Thao Nguyen Phan’s “Becoming Alluvium” tells of two brothers who died in flood and return as an Irrawaddy dolphin and a water hyacinth, speaking of past lives and altered forms. There is tenderness in the idea that their new existence holds less power to harm, as opposed to being humans. Vietnam’s rapid commercialization, driven by tourism and the desire to avoid obsolescence, frames renewal as progress. But the actions of capitalism, speaks more of what it discards than what it creates: histories of violence, of destruction and injustice. The infrastructure is a front attempting to hide and erase its recurring impurity, unforgivable sins towards humans, towards nature.
Nature does not forget. Nature does not negotiate. But unfairness exists here too. The burden falls unevenly. The people least responsible remain the most exposed.
The World Bank notes that the seventy-four lowest-income countries contribute only a small share of global emissions, yet they face a dramatic rise in climate-related disasters, nearly eight times more in the past decade than in the 1980s. By 2050, unchecked climate change could drive more than 200 million people into internal displacement and push up to 130 million into poverty.
The exhibition continues to widen its lens throughout multiple geographies. Myriam Boulos documents the Lebanese revolution of 2019, the economic collapse that followed, and the Beirut port explosion in “What’s Ours”. Felipe Romero Beltrán traces the suspended lives of nine young men in detention centres, waiting for a verdict while trying to cross a border. Daniel Chatard records infrastructural destruction in Germany. Mosfiqur Rahman Johan holds memories of enforced disappearance. Jannatul Mawa draws attention to the erased contributions of women. Sumi Anjuman documents violence in domestic spaces endured by women who work simply to survive.
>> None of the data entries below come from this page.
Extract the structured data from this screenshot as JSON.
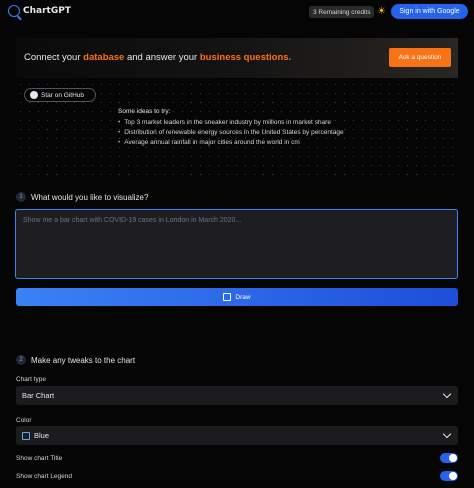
{
  "header": {
    "app_name": "ChartGPT",
    "credits": "3 Remaining credits",
    "theme_icon": "sun-icon",
    "signin_label": "Sign in with Google"
  },
  "hero": {
    "prefix": "Connect your ",
    "highlight1": "database",
    "middle": " and answer your ",
    "highlight2": "business questions.",
    "ask_label": "Ask a question"
  },
  "github": {
    "label": "Star on GitHub"
  },
  "ideas": {
    "title": "Some ideas to try:",
    "items": [
      "Top 3 market leaders in the sneaker industry by millions in market share",
      "Distribution of renewable energy sources in the United States by percentage",
      "Average annual rainfall in major cities around the world in cm"
    ]
  },
  "step1": {
    "number": "1",
    "label": "What would you like to visualize?"
  },
  "prompt": {
    "placeholder": "Show me a bar chart with COVID-19 cases in London in March 2020...",
    "value": ""
  },
  "draw_label": "Draw",
  "step2": {
    "number": "2",
    "label": "Make any tweaks to the chart"
  },
  "chart_type": {
    "label": "Chart type",
    "selected": "Bar Chart"
  },
  "color": {
    "label": "Color",
    "selected": "Blue"
  },
  "toggles": [
    {
      "label": "Show chart Title",
      "on": true
    },
    {
      "label": "Show chart Legend",
      "on": true
    }
  ],
  "colors": {
    "accent": "#2563eb",
    "highlight": "#f97316",
    "background": "#050505"
  }
}
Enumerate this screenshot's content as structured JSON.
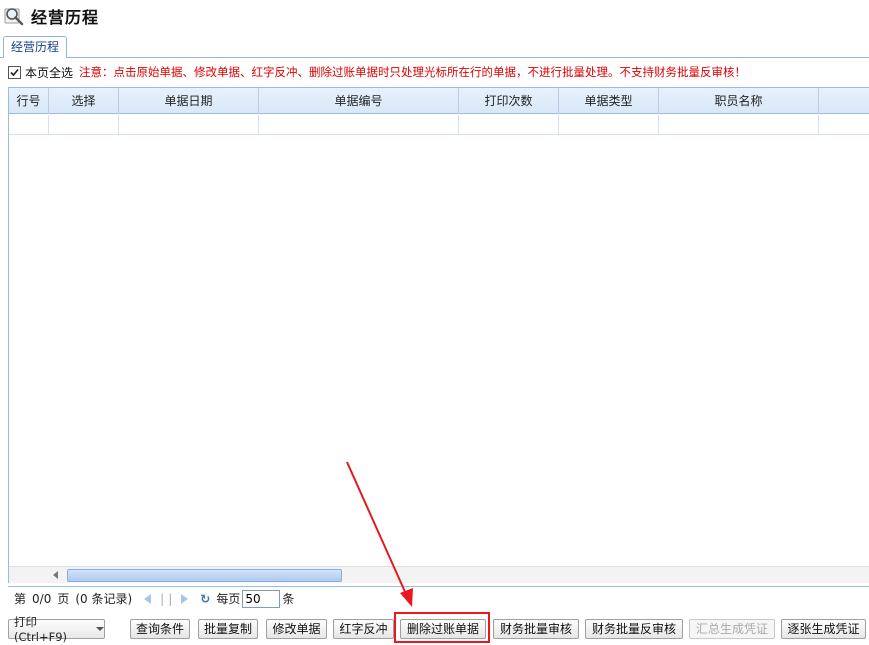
{
  "page": {
    "title": "经营历程",
    "title_icon": "magnifier-icon"
  },
  "tabs": [
    {
      "label": "经营历程",
      "active": true
    }
  ],
  "select_all": {
    "label": "本页全选",
    "checked": true
  },
  "notice": "注意：点击原始单据、修改单据、红字反冲、删除过账单据时只处理光标所在行的单据，不进行批量处理。不支持财务批量反审核！",
  "grid": {
    "columns": [
      "行号",
      "选择",
      "单据日期",
      "单据编号",
      "打印次数",
      "单据类型",
      "职员名称",
      ""
    ],
    "rows": []
  },
  "pager": {
    "page_prefix": "第",
    "page_value": "0/0",
    "page_suffix": "页",
    "records": "(0 条记录)",
    "refresh_glyph": "↻",
    "per_page_label": "每页",
    "per_page_value": "50",
    "per_page_unit": "条"
  },
  "toolbar": {
    "print_label": "打印(Ctrl+F9)",
    "buttons": [
      {
        "label": "查询条件",
        "enabled": true
      },
      {
        "label": "批量复制",
        "enabled": true
      },
      {
        "label": "修改单据",
        "enabled": true
      },
      {
        "label": "红字反冲",
        "enabled": true
      },
      {
        "label": "删除过账单据",
        "enabled": true,
        "highlighted": true
      },
      {
        "label": "财务批量审核",
        "enabled": true
      },
      {
        "label": "财务批量反审核",
        "enabled": true
      },
      {
        "label": "汇总生成凭证",
        "enabled": false
      },
      {
        "label": "逐张生成凭证",
        "enabled": true
      }
    ]
  },
  "annotation": {
    "color": "#e8191e"
  },
  "colors": {
    "accent": "#15428b",
    "border": "#99bbe8",
    "warning": "#e00000"
  }
}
The art extends beyond photography across multiple mediums. Short films, bioscopes, interactive pixel games, flipbooks, television screens, guided meditations. The exhibition does not allow distance. It pulls the viewer into the grain of other lives until engagement becomes unavoidable. It demands introspection, to open your eyes and unbrand liberation. The outrage that you inevitably feel is its own form of clarity.
Chobi Mela is taking place across multiple locations: DrikPath Bhobon, Shilpakala Academy, the National Museum, Alliance Française Dhanmondi, and the Joyeeta Foundation. Artist talks are scheduled at the Joyeeta Foundation, while workshops and portfolio reviews take place at the Pathshala South Asian Media Institute in DrikPath Bhobon. Shilpakala Academy is also arranging art and education programmes for school children from 25 to 29 January. The opening rally was held on 16 January, and the festival is scheduled to continue until 30 January.